Among my other ‘hats’ are teaching, and my part-time job as communications coordinator for Regional Arts Australia. The blunt fact is that I’ve had no time at all this year for any personal writing projects – nor do I wish to pretend that with strictness and self-discipline, it could have been otherwise. Like a lot of people in the arts, I could do with a lot less guff about our endless “resilience” and “adaptability”, and a lot more plain speaking about the fact that material conditions have made us, to quote Naomi Riddle, “hesitant, self-interested, reactionary, anxious, cliquey and broke”. The day-to-day reality of life as a working artist and/or critic of any kind in Australia is that most of your time – unless you have a private source of wealth – is spent doing things other than creative work. There are only so many hours in a day, and I don’t want to pretend that it’s sustainable to have to spend your nights, weekends and (non-existent) holidays on personal creative projects, outside of your day job(s), because that isn’t sustainable at all. Artists’ grants – and I was fortunate to receive two grants during the four years it took me to write No Document – are a short-term income subsidy. But there is precious little grant money to go around, a lot of soul-destroying competition for that money, and grants are a not a solution to the basic problem, which is: how and under what circumstances people can make art when their only source of income is their labour, and the labour they spend on making their art does not earn them a liveable income? I am hardly the first person to point out that we are rapidly reverting to a pre-20th century situation in which only those born into considerable wealth – or who have earnt considerable wealth – will be able to sustain a living as artists, free of the necessity to have to earn their living another way.
You have a background in writing poetry. How has this shaped your approach to your writing?
Poetry is the form that makes me think most cogently and carefully about the material qualities of language and about its world-forming powers, which are equally terrible and sacred; about the relationship of sound to silence, of rhythm to meaning, of image to thought. All the writers that I care about most are indebted to poetry, if they are not already poets. I don’t think of myself as a poet – I wouldn’t dare claim that title – but I do think of myself as a writer whose work and reading has been formed by a life-long love of poetry.

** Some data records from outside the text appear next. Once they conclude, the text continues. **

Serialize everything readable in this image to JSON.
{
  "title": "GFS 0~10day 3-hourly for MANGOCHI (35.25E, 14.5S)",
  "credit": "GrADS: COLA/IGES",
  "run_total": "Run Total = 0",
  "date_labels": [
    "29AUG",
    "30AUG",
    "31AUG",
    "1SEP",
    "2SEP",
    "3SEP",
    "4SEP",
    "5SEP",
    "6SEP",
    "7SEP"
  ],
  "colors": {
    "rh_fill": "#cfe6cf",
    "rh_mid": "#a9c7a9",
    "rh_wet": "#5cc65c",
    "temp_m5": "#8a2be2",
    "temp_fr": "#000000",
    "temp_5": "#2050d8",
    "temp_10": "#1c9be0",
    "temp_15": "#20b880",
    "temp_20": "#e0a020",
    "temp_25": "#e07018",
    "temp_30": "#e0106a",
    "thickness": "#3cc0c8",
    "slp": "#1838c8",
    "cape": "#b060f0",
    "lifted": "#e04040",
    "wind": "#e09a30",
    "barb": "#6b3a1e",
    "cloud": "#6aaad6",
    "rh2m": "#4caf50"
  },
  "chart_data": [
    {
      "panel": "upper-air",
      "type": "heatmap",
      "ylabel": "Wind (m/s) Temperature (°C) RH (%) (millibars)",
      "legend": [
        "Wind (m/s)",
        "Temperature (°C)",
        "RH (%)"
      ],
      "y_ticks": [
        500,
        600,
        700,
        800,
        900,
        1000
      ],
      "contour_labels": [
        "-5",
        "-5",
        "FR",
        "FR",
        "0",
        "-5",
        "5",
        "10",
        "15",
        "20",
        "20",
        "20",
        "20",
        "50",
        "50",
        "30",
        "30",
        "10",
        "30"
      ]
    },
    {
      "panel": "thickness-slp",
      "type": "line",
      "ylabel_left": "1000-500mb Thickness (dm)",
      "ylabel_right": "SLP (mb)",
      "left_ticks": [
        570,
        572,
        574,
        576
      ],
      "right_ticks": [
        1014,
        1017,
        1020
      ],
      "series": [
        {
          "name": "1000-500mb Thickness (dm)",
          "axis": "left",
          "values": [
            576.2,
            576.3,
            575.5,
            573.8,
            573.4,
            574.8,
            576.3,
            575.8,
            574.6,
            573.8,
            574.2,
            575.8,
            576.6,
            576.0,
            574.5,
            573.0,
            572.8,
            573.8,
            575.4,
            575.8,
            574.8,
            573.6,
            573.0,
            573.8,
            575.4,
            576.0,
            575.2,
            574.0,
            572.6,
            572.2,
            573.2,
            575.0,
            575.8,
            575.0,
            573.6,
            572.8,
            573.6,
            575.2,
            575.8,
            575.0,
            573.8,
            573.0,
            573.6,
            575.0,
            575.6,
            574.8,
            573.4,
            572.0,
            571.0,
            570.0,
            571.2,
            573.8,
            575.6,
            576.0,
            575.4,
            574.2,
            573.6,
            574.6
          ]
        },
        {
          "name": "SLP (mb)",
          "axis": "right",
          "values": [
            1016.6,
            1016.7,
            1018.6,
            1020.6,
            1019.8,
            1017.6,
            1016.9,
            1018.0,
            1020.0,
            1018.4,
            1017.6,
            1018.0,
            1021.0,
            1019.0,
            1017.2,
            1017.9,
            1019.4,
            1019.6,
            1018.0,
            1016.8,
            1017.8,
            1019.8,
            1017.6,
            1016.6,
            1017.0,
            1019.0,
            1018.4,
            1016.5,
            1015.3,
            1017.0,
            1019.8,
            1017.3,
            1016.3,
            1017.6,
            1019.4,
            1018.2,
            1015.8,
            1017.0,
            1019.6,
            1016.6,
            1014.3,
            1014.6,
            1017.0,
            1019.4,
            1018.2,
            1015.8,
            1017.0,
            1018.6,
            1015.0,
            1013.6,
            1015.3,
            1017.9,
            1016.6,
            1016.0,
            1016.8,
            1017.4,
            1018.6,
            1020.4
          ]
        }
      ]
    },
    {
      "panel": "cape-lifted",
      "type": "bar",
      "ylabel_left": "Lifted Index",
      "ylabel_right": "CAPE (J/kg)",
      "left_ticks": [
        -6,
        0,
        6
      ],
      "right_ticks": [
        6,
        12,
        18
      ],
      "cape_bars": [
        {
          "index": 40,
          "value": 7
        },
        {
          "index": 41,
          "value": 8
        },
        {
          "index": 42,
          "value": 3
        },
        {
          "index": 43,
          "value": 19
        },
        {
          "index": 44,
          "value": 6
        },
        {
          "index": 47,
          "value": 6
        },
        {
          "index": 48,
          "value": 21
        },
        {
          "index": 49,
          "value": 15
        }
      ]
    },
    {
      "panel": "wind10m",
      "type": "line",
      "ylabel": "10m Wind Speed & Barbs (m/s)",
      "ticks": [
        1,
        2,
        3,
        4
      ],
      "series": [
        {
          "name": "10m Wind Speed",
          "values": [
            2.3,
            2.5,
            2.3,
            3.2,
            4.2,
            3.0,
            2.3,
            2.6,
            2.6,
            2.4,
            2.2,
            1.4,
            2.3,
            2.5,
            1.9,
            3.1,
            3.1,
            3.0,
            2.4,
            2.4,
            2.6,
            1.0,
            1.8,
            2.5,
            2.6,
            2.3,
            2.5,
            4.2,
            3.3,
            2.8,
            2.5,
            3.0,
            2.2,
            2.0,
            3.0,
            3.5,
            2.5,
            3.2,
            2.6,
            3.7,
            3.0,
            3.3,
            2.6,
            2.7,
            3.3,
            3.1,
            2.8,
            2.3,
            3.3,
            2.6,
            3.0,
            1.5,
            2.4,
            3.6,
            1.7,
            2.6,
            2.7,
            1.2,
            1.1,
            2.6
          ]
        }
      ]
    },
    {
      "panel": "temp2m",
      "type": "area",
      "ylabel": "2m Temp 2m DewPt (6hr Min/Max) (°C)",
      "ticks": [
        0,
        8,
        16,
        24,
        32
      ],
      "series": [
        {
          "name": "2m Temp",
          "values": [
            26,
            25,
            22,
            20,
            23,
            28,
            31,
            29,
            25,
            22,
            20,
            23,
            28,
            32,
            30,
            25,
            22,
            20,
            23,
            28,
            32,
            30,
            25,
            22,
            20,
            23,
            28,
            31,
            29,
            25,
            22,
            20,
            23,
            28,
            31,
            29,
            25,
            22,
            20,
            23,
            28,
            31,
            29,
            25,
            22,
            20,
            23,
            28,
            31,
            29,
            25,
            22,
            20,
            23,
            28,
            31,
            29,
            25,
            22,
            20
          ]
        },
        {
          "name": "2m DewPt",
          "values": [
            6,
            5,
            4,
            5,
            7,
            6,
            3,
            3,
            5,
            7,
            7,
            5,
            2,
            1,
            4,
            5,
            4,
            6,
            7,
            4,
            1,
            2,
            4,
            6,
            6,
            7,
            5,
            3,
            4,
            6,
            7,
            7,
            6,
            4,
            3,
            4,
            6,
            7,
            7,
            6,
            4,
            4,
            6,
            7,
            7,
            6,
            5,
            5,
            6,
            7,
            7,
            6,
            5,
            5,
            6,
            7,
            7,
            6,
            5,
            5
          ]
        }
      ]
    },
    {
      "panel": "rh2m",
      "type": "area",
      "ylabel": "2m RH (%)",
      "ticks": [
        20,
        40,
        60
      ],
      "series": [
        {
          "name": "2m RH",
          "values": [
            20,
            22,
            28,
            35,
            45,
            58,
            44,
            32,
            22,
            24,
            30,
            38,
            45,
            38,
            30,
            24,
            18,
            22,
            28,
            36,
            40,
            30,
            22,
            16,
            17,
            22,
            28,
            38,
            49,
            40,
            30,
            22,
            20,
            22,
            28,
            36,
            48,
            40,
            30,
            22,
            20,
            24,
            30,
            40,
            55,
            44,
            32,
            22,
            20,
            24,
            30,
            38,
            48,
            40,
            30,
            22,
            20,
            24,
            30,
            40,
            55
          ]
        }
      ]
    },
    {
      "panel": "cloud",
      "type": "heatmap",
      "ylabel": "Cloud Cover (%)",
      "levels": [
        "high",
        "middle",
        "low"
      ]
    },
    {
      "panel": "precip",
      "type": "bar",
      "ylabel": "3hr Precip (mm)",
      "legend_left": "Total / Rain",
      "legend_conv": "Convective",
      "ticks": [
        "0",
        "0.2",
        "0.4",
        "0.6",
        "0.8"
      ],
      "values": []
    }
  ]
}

You’re about to run an online workshop with us pertaining to creative non-fiction. Can you give us a hint about what’s in store for our writers? What are some key writing techniques they will learn when working in the genre?
There’s no recipe or check-list for how to write effective non-fiction. But I like to encourage young and/or inexperienced writers to think carefully about structure, to figure out ways of bringing their research to their writing without weighing the latter down, and to sharpen their methods of description. Most inexperienced writers either don’t describe things in enough detail, or they get bogged down in bizarre verb choices and similes that won’t bear close examination. Another thing is to work to free ourselves from the strictures of the academic essay and/or the school assignment, which are often people’s only prior experience of non-fiction writing. I truly believe that writing non-fiction is – or can be – as challenging and as imaginative a task as writing fiction. It should be exciting to write and to read, not a chore.
Anwen Crawford is a Sydney-based writer, critic and visual artist. Her essays have appeared in publications including The New Yorker, The White Review, Frieze, The Monthly, Best Australian Essays, Meanjin, Overland and Sydney Review of Books. Her book Live Through This (2015), on the Hole album of the same name, is published by Bloomsbury in the 331/3 series, and was named by Pitchfork as one of the ‘33 best 331/3s’. Her second book of non-fiction, No Document, was published in April 2021 by Giramondo and will be published in North America in 2022 by Transit Books. In June 2021 she was awarded the Walkley-Pascall Prize for Arts Criticism for her music criticism in The Monthly.